In spite of being communities of great autonomy and resistance to external authorities, ‘damlas’ and Portuguese colonizers managed to live peacefully for three centuries, perhaps because the latter, they already came to understand the idiosyncrasy of this town, which converted to the province of Casamance in the vital shopping center for the exchange of food, cattle, ivory, leather, wax and gold.

However, after the war delivered between Portugal and France for the occupation of this territory, the signing of an agreement between the two countries gave entry to the French control of Casamance and the progressive departure of the Portuguese, who had remained in the Senegalese province for almost Four centuries.


The situation with the French radically changed Casamance’s day -to -day . In this situation, what the settlers tried was to resort to local bosses as intermediaries, but these were not allowed either.

Although in 1901 the French managed to strengthen their control in the region, the resistance of the damlas gave firmness evidence throughout the nineteenth and early twentie the same.

According to Michelle Diatta, it was thanks to the oral sources that the story of this king, his ancestor, was transmitted from generation to generation, until he reached our days. Although there are many dams who do not know the history of the king who defended Casamance of the French colony, even costing him life.

It has been these same sources that told how the first colonial orders, which consisted of the delivery of seven tons of rice (sacred element for the dams) destined to France, were replaced, by order of King Sihalebé, by seven tons of excrement of excrement cows, to manifest your disobedience.

This answer, according to Michelle Diatta, caused the anger of the French authorities, who went to look at his home, if knowing that he would not be, since he spent most of his time in the ‘sacred bosque’ ‘, but threatened With killing his whole family, if he didn’t deliver.

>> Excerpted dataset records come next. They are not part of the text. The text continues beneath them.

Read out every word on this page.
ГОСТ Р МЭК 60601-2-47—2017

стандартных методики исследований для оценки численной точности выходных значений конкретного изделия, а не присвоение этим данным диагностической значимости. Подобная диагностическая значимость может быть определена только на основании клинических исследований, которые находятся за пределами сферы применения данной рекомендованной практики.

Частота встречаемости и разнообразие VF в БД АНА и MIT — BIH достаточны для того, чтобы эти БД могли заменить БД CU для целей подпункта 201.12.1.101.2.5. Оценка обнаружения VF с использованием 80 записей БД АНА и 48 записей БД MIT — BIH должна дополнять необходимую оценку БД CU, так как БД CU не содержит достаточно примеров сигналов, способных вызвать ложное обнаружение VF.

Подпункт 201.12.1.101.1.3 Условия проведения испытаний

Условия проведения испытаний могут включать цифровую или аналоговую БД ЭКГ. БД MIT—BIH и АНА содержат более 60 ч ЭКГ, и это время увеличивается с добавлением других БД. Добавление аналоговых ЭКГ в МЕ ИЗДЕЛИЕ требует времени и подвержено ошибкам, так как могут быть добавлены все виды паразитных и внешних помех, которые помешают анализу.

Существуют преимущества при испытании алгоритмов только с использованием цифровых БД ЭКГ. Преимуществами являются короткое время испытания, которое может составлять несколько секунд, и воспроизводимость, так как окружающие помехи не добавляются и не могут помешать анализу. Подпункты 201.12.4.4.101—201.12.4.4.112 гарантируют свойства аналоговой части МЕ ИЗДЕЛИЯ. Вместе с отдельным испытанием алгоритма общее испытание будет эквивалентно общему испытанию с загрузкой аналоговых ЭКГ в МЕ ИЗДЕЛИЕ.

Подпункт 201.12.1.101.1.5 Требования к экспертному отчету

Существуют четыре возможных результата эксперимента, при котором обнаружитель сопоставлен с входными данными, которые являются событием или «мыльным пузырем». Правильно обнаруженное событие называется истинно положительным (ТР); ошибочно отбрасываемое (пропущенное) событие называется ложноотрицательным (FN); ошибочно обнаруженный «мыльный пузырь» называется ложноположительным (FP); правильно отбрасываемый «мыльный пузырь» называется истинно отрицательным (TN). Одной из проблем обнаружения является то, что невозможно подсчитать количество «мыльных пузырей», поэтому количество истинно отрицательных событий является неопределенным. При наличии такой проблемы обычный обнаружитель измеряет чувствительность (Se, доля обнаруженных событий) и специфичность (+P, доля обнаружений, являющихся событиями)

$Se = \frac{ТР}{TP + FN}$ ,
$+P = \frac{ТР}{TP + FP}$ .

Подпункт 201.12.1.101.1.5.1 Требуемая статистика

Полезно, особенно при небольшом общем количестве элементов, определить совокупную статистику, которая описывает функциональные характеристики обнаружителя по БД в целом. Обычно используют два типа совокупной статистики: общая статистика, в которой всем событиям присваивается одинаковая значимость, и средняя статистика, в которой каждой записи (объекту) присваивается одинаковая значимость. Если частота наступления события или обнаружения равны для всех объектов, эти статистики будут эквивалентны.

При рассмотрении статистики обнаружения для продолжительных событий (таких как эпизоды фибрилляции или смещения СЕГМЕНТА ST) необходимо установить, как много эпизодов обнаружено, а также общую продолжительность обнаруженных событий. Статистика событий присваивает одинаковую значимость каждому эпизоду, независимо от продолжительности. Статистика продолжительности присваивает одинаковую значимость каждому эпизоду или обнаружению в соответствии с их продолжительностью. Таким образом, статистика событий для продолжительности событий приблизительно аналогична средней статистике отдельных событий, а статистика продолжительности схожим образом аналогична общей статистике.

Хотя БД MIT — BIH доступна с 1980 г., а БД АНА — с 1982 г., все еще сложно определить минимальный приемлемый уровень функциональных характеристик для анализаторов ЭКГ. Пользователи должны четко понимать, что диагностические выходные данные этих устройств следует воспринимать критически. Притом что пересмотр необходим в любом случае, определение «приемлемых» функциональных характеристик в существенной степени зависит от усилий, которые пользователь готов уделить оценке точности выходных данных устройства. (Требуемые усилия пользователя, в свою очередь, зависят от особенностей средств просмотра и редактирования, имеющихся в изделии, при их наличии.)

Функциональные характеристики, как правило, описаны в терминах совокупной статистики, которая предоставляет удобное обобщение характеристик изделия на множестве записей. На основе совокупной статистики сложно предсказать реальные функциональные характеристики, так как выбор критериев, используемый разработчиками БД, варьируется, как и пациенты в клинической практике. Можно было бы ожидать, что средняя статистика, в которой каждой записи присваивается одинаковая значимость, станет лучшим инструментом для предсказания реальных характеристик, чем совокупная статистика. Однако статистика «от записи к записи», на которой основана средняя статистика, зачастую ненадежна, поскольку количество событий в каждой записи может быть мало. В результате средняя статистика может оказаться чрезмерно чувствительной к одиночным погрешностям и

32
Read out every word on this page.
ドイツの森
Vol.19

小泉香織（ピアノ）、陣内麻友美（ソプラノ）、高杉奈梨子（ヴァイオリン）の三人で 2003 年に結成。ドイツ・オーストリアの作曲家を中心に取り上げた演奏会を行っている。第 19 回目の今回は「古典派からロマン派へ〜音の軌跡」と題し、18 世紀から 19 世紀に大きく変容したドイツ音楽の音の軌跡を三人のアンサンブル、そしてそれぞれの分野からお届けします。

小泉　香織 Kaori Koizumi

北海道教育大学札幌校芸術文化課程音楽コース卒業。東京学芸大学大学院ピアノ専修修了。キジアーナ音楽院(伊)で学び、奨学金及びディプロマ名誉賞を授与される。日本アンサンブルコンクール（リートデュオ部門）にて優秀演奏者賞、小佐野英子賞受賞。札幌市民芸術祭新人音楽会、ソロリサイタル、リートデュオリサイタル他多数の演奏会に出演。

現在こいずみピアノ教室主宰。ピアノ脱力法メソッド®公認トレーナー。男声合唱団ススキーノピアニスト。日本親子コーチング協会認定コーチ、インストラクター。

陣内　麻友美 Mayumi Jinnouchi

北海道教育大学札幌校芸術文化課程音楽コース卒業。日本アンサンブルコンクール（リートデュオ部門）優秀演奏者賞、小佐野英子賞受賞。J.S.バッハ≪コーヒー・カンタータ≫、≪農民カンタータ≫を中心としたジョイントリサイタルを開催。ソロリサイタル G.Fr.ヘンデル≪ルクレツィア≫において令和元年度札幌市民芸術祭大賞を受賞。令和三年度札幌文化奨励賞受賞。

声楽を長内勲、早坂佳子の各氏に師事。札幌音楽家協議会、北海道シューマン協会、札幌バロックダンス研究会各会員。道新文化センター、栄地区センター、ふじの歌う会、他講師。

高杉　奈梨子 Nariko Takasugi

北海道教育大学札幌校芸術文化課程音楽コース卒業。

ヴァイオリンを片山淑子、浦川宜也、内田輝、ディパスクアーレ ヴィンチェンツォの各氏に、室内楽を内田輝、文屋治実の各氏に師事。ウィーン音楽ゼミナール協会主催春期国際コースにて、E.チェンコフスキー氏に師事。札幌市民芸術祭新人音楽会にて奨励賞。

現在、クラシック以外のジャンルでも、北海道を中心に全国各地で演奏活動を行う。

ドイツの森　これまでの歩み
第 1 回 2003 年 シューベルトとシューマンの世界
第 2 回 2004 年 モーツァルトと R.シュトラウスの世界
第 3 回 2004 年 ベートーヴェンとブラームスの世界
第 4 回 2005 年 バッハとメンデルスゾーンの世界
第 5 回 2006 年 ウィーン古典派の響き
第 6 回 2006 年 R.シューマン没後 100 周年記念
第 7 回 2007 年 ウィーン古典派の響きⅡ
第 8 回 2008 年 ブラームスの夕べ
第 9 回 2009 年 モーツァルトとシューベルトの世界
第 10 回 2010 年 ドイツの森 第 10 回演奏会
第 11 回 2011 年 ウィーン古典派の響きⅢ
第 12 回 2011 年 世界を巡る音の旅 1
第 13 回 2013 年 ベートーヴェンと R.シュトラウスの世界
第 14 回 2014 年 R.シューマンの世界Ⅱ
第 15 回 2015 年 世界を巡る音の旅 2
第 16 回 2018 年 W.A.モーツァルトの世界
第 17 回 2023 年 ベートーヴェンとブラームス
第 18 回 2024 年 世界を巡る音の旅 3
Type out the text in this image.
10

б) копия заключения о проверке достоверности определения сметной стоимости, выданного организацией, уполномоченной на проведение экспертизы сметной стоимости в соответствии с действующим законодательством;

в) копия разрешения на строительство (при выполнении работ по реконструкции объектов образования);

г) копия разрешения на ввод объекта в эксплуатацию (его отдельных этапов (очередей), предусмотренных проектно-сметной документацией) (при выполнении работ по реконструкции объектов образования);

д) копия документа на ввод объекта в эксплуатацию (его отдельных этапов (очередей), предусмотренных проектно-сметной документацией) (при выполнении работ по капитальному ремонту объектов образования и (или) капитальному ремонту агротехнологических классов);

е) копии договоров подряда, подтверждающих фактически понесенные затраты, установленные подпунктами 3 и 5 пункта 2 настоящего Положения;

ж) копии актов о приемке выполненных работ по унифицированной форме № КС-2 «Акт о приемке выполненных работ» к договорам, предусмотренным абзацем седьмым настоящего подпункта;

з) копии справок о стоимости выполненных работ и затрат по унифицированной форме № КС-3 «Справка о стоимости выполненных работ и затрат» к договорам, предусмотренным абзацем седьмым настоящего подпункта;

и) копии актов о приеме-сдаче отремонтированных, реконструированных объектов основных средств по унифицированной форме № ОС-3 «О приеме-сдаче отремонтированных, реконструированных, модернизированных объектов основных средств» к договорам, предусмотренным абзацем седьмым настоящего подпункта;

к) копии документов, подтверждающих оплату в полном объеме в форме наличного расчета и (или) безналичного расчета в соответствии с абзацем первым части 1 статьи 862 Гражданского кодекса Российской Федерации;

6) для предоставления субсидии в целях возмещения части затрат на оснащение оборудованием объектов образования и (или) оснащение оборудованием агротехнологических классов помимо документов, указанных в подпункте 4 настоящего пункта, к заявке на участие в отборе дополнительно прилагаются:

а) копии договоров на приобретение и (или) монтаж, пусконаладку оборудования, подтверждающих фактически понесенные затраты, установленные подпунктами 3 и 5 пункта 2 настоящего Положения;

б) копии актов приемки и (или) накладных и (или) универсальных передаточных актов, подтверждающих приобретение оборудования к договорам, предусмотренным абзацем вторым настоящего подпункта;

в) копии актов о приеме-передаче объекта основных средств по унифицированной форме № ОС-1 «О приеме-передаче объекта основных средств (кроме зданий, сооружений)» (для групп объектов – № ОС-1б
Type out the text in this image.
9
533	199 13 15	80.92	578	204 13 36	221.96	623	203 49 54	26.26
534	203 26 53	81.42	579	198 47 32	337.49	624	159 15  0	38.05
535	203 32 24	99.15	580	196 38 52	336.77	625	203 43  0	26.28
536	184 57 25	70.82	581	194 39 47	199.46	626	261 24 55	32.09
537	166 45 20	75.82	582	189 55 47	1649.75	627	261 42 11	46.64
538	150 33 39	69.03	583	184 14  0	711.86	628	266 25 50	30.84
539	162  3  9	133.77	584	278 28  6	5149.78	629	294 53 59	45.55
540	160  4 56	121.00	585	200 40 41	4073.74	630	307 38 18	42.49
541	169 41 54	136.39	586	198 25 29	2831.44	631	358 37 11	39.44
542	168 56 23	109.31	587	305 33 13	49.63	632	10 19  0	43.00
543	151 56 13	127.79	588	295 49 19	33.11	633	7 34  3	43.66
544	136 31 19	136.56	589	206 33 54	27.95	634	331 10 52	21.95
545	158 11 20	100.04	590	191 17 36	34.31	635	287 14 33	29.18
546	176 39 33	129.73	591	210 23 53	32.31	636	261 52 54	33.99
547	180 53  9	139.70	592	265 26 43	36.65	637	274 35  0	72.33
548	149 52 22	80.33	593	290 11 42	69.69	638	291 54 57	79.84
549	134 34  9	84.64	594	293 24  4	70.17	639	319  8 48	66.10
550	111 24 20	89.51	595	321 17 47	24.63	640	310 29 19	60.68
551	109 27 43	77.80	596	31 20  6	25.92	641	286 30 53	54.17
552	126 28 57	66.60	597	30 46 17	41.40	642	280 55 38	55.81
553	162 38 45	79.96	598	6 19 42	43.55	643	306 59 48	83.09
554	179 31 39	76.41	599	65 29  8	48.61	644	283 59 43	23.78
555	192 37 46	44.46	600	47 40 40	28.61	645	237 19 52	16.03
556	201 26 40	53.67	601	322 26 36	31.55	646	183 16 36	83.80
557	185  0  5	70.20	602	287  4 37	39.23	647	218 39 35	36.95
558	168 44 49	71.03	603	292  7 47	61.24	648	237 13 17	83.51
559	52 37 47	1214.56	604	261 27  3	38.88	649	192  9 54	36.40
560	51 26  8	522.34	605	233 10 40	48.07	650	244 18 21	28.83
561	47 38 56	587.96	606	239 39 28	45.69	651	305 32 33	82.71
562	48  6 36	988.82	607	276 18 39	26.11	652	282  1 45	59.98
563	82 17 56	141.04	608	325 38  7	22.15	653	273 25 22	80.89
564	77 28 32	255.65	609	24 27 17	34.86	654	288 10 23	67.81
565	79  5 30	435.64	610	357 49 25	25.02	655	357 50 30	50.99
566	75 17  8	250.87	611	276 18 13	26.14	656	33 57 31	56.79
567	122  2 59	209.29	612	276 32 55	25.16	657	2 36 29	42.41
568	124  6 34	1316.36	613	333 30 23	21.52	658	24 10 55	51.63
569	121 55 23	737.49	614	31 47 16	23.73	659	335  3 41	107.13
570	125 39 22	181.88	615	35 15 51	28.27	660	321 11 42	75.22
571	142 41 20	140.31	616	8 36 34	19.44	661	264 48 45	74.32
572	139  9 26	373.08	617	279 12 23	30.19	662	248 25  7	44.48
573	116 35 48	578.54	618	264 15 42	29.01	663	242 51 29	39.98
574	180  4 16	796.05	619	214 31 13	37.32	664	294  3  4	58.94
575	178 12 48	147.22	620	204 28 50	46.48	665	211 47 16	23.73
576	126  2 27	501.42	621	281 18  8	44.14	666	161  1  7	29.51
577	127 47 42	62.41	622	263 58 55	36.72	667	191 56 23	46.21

Thus he was captured, dying 20 days later, since, according to Dilas customs, the kings could not be seen or eating or drinking, something that he refused to make as a manifesto of rejection of French power. The fact of not having ingested food for almost three weeks aroused the curiosity of the French, who decided to study that body and for this they sent it to Museum of Man, in Paris, where he remained as part of the collection of colonial human remains.

The tragedy of collination

The fact that the body of Sihalabé Diatta has remained since 1904 in a Parisian museum, not only reflects the tragedy lived by the colonized African peoples, but also the lack of political will of the Republic of Senegal for the conservation of the history of heroic figures that faced colonial impositions.

And, after the interest that France recently expressed to return to Africa part of its heritage, the Diatta family sent a letter to the then president of Senegal, Macky Sall, requesting the repatriation of the remains of Sihalebé diatta, “For historical justice and cultural ”, but they have not obtained an answer.

While the Paris Museum states that it has no inconvenience to return the remains requested, according to Michelle, the implication of the Senegalese government is necessary and that it formally requests its French counterpart that Sihalebé diatta can return to Casamance.

It is in this process that, at the moment, Michelle and his family are supported, supported by the group Africa in Milan, Milan in Africafrom the University of Oviedo and led by Professor Montes.

It is about calling for unity and collective action, through obtaining the support of writers, journalists, politicians, researchers, artists, activists and any citizen who secounds the cause. And, joining various voices, from different platforms, says Professor Montes, it will be possible to generate a real and significant change in the restitution of memory and historical justice of African peoples.